The Ugandan government has been dragged to the East African Court of Justice for giving away Bugoma forest reserve to an investor to grow sugarcanes.
In a suit filed before the regional court, the Environment Shield Limited and John Robert Turyakira, a human rights defend say it was illegal for National Environment Management Authority (NEMA) to issue a certificate of approval of the environmental and social impact assessment to Hoima Sugar Limited giving a green light to growing of sugarcanes on 9.24 square miles.
“The project area neighbors Bugoma central forest reserve which was gazette in 1932 , a tropical high forest and home to over 600 chimpanzee and is part of its ecosystem. Sugarcane growing has adverse environmental and climate change impacts including pollution of water bodies, rivers and streams soiling water quality,” the court documents say.
The two petitioners say that before the approval of the project, NEMA ignored the climate change impact assessment as necessitated by the dictate of contemporary environment governance pursuant to the Constitution of Uganda.
They also say that NEMA never considered environmental costs connected with the potential deterioration of natural assets but also never carried out consultations within the communities surrounding the forest reserve.
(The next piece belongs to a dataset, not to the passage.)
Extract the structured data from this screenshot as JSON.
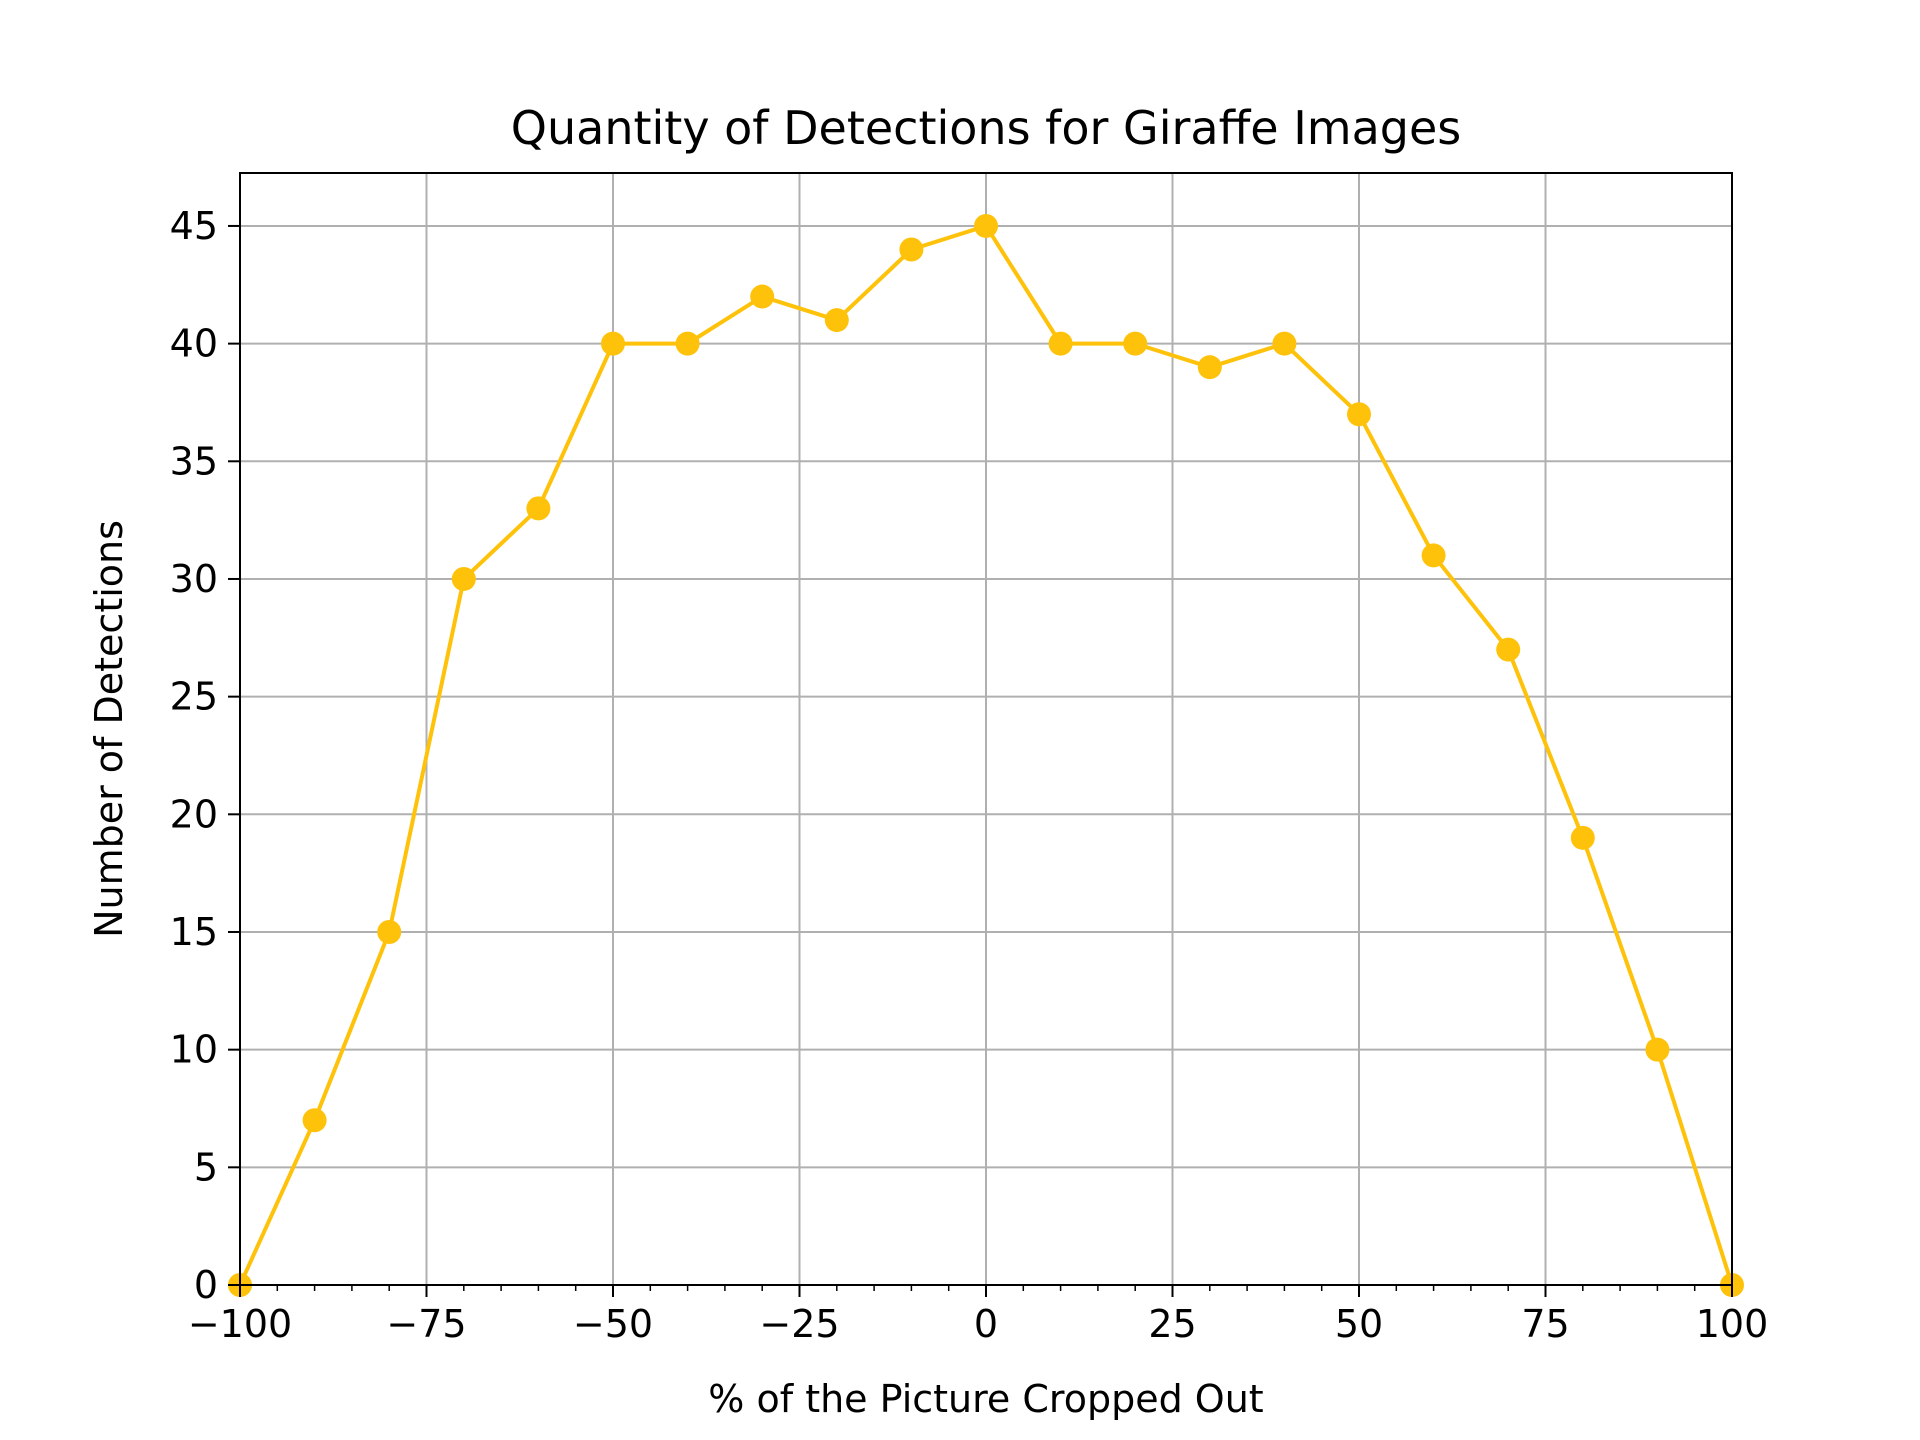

“NEMA made the project approval without transparent, maximum and effective community or public participation or hearings in breach of the foundational principles of good governance, accountability, democracy , rule of law, transparency and universal human rights standards. The approval, therefore, threatens the area’s individuals’, community’s and public’s universal human rights standards.”
The petitioners now want the East African Court of Justice to direct government to cancel the certificate of approval issued to Hoima Sugar for sugarcane growing and related developments.
They also want the regional court to direct government to ensure that prior to any similar project approvals, it conducts climate change impact assessment and human rights impact assessment where the public is consulted.